Sephora’s brush with irked R&B singer shows dollar value of diversity

Having a Grammy-nominated R&B singer tell her 2.7 million Twitter followers that a Sephora clerk had flagged her as a potential shoplifter could have been a branding nightmare for the cosmetics boutique.

Instead, the Paris-based company turned it into an opportunity. It’s closing all its U.S. stores on Wednesday, June 5, for an hour of inclusivity training, a move that telegraphs to a large and lucrative market of millennial shoppers that it not only values their business, it shares their values.

While the session echoes the response of Seattle-based Starbucks to a situation with similarly racial overtones in 2018, Sephora says it was planned months earlier to coincide with its “We Belong to Something Beautiful” marketing campaign, which emphasizes beauty across race and gender boundaries in contrast to the fashion industry’s oft-criticized embrace of a thin, white, and youthful female aesthetic.

The timing was fortuitous, to say the least.
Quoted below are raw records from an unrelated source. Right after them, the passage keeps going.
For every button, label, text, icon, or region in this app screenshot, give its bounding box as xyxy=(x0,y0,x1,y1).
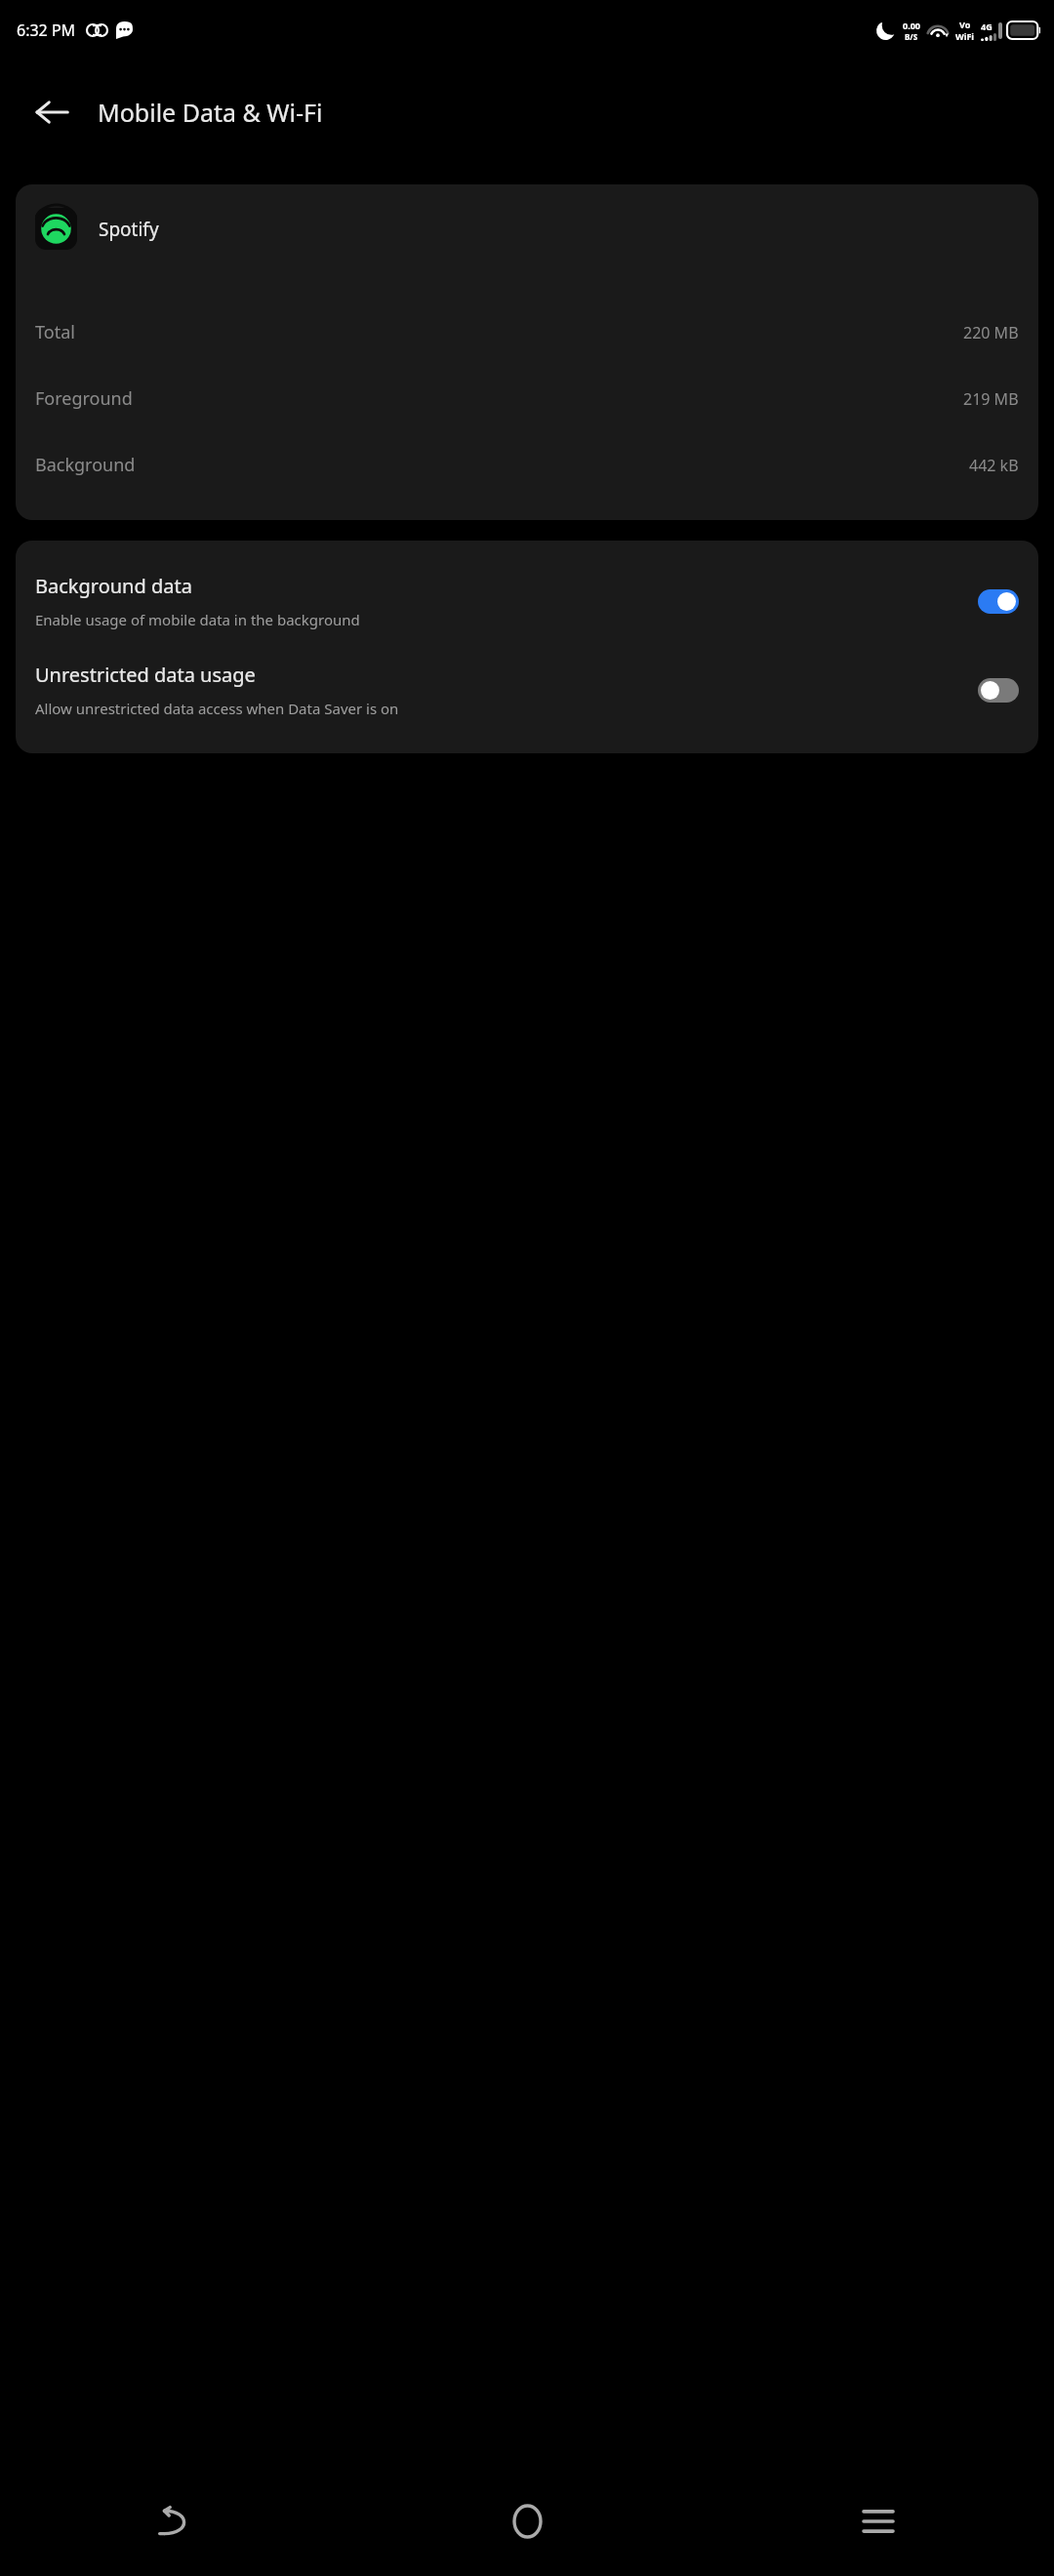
button[interactable]: Recents xyxy=(703,2467,1054,2576)
staticText: WiFi xyxy=(955,30,975,42)
button[interactable]: Spotify xyxy=(16,184,1038,260)
staticText: 4G xyxy=(981,20,993,32)
staticText: 219 MB xyxy=(963,388,1019,410)
staticText: Mobile Data & Wi-Fi xyxy=(98,96,323,129)
button[interactable]: Toggle on xyxy=(978,589,1019,614)
staticText: B/S xyxy=(905,31,918,42)
button[interactable]: Background xyxy=(16,453,1038,477)
staticText: Total xyxy=(35,320,75,344)
staticText: Enable usage of mobile data in the backg… xyxy=(35,610,360,629)
staticText: Vo xyxy=(959,19,971,30)
button[interactable]: Total xyxy=(16,320,1038,344)
button[interactable]: Background data xyxy=(16,541,1038,629)
staticText: 220 MB xyxy=(963,322,1019,343)
staticText: Spotify xyxy=(99,217,159,242)
staticText: Allow unrestricted data access when Data… xyxy=(35,699,399,718)
staticText: 442 kB xyxy=(969,455,1019,476)
staticText: 0.00 xyxy=(903,20,920,31)
staticText: Unrestricted data usage xyxy=(35,662,256,688)
button[interactable]: Home xyxy=(351,2467,703,2576)
button[interactable]: Back xyxy=(0,2467,351,2576)
staticText: 6:32 PM xyxy=(17,20,76,41)
staticText: Background data xyxy=(35,573,192,599)
staticText: Foreground xyxy=(35,386,133,411)
button[interactable]: Back xyxy=(21,82,82,142)
staticText: Background xyxy=(35,453,136,477)
button[interactable]: Foreground xyxy=(16,386,1038,411)
button[interactable]: Unrestricted data usage xyxy=(16,662,1038,753)
button[interactable]: Toggle off xyxy=(978,678,1019,703)
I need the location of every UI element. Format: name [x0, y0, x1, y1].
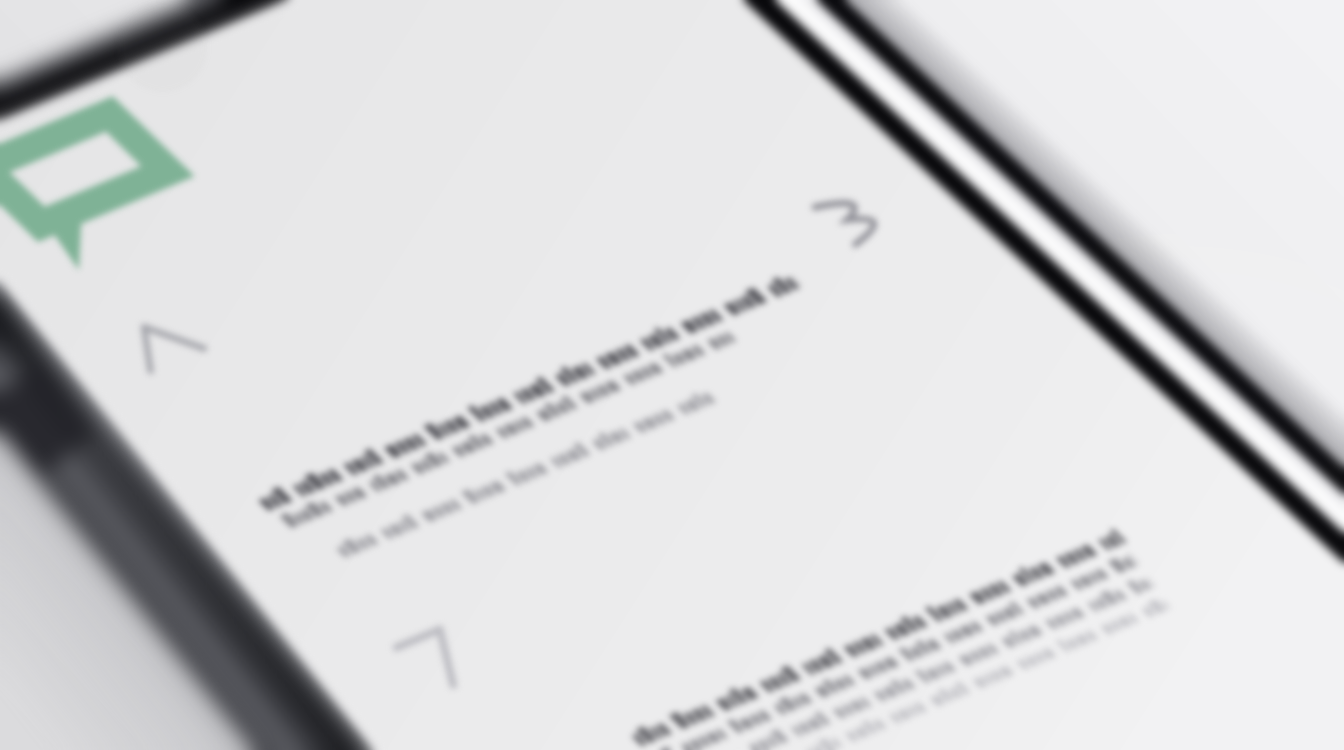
button[interactable]: Chats — [0, 0, 110, 110]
Now shoppers who might have been turned off by the experience that singer SZA, who was born Solána Imani Rowe, recounted on Twitter on April 30 can see Sephora and its 460 stores in the Americas from a more flattering angle.

Not only are they more likely to keep shopping there, those who frequented Sephora’s competitors might now give it a try, said Eric Yaverbaum, who runs New York-based Ericho Communications and has 35 years of experience in marketing and public relations.

“I know a lot more about them today than I did yesterday, and it’s all positive,” he told the Washington Examiner. “If there were products in Sephora that competed with products I bought, I would go there now.”

More broadly, Sephora’s training shows the growing emphasis that businesses including retailers place on attracting millennials, the 92 million people born between 1980 and 2000 who make up the largest generation in U.S. history, outnumbering even baby boomers.

So-called digital natives, they’re prone to using technology for both networking and comparison shopping, according to research by investment bank Goldman Sachs. That makes staying abreast of social media narratives crucial for companies they frequent, and sheds light on why SZA — who, with a 1990 birthdate, is a millennial herself — tweeted about her trip to a Sephora in California and why her comment drew 63,000 likes and more than 8,000 retweets.

“We had a long talk,” SZA tweeted, referring to store personnel and musing about why she couldn’t simply “buy her FENTY,” referring to fellow singer Rihanna’s beauty brand, in peace. Nominated for five Grammy awards, SZA sang a duet on the 2018 hit “All the Stars,” the lead single from the “Black Panther” movie.

Though the incident wasn’t the genesis of Sephora’s campaign, it “does reinforce why belonging is now more important than ever,” said a spokesperson for Sephora, a division of the French LVMH conglomerate that controls luxury brands including wines such as Dom Pérignon and Veuve Clicquot as well as fashion labels such as Givenchy, Christian Dior, and singer/actress Rihanna’s FENTY.

Sephora’s plan to close its U.S. stores, distribution centers, call centers, and corporate office for a one-hour inclusivity workshop with 16,000 employees was in development for over six months, the company spokesperson said. “We’ll be discussing what it means to belong, across many different lenses that include, but are not limited to, gender identity, race and ethnicity, age, abilities, and more.”

While the training itself may not transform behavior, as a Harvard sociologist told the New York Times, it’s nonetheless an improvement and represents far more than simple public-relations gloss, Yaverbaum said.

“We’re seeing the immense power social media influencers wield to change the conversation around a particular brand,” he explained. “These brands are making conscious decisions to go in favor of younger buyers.”

In the case of Seattle-based Starbucks, executives not only closed stores for a half-day of anti-bias training in May 2018, after a video of the wrongful arrest of two black men in one of the chain’s coffeehouses went viral, they hired outside consultants for advice on diversity efforts.

“Will a day of diversity training change people’s opinions completely? Probably not,” Yaverbaum said. “Will it change the way they might act in public? Maybe. Will it help a brand with a market they’re trying to resonate with? Absolutely.”